Christopher Booth, the insurer's CEO, said in a message to customers that Excellus discovered the attack on Aug. 5 and an investigation determined that it occurred on Dec. 23, 2013. The hackers are believed to have had access to customers' names, dates of birth, Social Security numbers, mailing addresses, telephone numbers, member identification, financial account information and claims information, which would likely include medical data.
The attack affected about 7 million Excellus members and 3.5 million members of its non-Blues subsidiary, Lifetime Healthcare Cos.
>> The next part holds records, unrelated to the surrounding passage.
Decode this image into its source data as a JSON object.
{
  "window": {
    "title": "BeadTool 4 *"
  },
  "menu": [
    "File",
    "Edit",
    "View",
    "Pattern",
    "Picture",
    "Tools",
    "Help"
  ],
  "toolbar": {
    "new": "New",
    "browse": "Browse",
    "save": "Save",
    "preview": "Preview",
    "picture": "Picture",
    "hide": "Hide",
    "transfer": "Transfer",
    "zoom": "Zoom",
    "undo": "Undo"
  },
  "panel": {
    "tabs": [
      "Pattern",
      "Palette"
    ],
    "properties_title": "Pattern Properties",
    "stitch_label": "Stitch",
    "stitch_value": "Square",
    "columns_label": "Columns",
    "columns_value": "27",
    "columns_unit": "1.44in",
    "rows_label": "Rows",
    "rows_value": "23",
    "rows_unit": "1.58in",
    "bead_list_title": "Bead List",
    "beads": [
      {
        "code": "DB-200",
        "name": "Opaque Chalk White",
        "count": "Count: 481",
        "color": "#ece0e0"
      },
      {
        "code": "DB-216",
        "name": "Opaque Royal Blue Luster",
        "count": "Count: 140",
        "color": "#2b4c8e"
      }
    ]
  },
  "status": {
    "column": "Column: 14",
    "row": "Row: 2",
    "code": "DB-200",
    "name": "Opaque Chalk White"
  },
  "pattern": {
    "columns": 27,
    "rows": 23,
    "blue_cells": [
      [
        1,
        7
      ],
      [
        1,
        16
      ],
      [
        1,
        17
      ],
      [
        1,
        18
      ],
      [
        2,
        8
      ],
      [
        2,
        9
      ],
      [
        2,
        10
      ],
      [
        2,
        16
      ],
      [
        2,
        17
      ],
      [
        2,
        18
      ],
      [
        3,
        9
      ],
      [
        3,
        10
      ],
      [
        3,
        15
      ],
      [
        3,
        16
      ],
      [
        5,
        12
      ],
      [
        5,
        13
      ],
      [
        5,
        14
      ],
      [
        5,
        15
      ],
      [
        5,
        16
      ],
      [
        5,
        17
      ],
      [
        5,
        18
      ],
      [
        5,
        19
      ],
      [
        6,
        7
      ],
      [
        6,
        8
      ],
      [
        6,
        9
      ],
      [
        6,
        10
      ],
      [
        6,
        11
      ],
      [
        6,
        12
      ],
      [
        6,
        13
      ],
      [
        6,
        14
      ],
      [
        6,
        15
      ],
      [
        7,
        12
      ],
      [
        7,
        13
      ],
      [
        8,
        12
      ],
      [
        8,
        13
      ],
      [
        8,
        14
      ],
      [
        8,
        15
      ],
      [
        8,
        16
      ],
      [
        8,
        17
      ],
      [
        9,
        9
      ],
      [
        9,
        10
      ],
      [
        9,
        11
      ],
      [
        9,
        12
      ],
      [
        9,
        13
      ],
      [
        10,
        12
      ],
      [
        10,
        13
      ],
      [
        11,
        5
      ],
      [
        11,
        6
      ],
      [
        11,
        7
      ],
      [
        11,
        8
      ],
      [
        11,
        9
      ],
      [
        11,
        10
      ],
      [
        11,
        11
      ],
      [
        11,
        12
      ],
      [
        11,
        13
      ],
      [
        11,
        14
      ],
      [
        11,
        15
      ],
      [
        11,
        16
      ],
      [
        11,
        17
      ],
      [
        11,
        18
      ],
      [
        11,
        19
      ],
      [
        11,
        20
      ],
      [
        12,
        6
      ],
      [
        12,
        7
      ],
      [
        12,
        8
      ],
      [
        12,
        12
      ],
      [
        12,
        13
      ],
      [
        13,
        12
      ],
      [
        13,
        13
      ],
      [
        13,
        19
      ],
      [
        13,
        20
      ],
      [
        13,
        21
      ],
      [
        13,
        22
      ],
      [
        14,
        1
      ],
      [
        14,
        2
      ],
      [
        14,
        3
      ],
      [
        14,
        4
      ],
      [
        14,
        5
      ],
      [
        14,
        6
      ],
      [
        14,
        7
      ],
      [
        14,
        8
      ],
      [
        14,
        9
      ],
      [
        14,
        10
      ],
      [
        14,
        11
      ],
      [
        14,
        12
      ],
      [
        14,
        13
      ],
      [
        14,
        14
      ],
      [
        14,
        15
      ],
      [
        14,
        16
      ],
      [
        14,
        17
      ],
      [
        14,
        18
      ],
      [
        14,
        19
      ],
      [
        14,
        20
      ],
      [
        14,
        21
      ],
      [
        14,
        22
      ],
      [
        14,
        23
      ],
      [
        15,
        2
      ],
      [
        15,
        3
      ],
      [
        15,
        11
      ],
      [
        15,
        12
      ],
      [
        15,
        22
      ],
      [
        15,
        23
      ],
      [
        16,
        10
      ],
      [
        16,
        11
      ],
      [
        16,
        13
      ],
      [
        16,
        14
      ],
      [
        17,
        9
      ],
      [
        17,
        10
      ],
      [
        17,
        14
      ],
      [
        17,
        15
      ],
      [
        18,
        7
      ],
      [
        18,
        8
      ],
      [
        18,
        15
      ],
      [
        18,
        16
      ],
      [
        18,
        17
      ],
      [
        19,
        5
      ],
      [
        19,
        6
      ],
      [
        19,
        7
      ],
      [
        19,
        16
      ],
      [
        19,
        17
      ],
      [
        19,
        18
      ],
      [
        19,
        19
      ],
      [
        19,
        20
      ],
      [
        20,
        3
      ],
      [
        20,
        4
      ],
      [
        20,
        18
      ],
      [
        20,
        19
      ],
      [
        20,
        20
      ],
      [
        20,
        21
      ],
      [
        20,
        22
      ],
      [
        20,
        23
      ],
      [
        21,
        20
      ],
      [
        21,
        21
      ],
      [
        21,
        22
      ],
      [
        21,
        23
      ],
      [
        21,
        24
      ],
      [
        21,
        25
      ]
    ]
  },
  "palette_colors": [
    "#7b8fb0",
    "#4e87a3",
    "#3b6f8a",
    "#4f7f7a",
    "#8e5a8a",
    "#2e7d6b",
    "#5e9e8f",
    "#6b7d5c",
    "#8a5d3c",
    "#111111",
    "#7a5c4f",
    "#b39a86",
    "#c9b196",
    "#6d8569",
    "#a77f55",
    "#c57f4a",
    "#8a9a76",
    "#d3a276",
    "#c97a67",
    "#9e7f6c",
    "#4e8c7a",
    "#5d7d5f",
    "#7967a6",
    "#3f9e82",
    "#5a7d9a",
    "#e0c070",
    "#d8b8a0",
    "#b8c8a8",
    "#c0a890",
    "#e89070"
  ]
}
The company is notifying affected customers and offering identity theft protection through Kroll, a risk mitigation and response solution company, including credit monitoring through TransUnion.
The attack falls within the top 20 worst healthcare breaches ever reported by a healthcare organization, according to the HHS breach list, colloquially known as the industry “wall of shame.” Excellus said it has notified the FBI and is cooperating with the bureau's investigation.
“We have already taken aggressive steps to remediate our IT system of issues raised by this cyberattack,” Booth said in a statement.
As with other Blue Cross and Blue Shield affiliates that have been hacked, the incident also affects members of other Blues plans who sought treatment in Excellus' 31-county upstate New York service area. It also affects individuals who do business with the insurer and have provided their financial account information or Social Security numbers.
An investigation by Excellus has not determined that any data was removed from the insurer's systems, nor is there evidence that the compromised data has been used fraudulently.
Blues insurers have recently been the targets of major cyberattacks, including Washington, D.C.-based CareFirst Blue Cross and Blue Shield, Seattle-based Premera Blue Cross and Indianapolis-based Anthem, which was the victim of the largest cyberattack ever disclosed by a healthcare company, affecting about 80 million current and former members.
In recent survey of over 100 payer organizations by consulting firm KPMG, 69% said their systems have been compromised by malware in the past 12-24 months. Only 18% said their networks had not been compromised in the last 1-2 years, despite 44% of payers reporting that they feel near “completely ready” to defend against a concerted cyberattack.
Some experts have hypothesized that the specific goal of the hackers has been to obtain information on federal employees, who make up a up a notable portion of the 106 million Americans covered by various Blue Cross and Blue Shield companies. The breach of clinical data, which may have occurred in this case, can pose a particularly costly threat to insurers and their customers.
But Mac McMillan, an IT healthcare security expert and founder of CynergisTek, an Austin, Texas-based security consultancy, said Blues affiliates are more likely in the spotlight for these attacks because they’ve probably been proactive in looking for past breaches following the Anthem attack. It’d be unfair to speculate that BCBS affiliates are a target for hackers or less secure, he said.
“I don’t think this is an anomaly or this should be a surprise to anybody,” McMillan said. “I think the Blues are finding it because the Blues have gotten their nose bloodied and they’re looking to address it and finding it now. Every insurer should be looking and i’m willing to bet there’s a lot more we don’t know about.”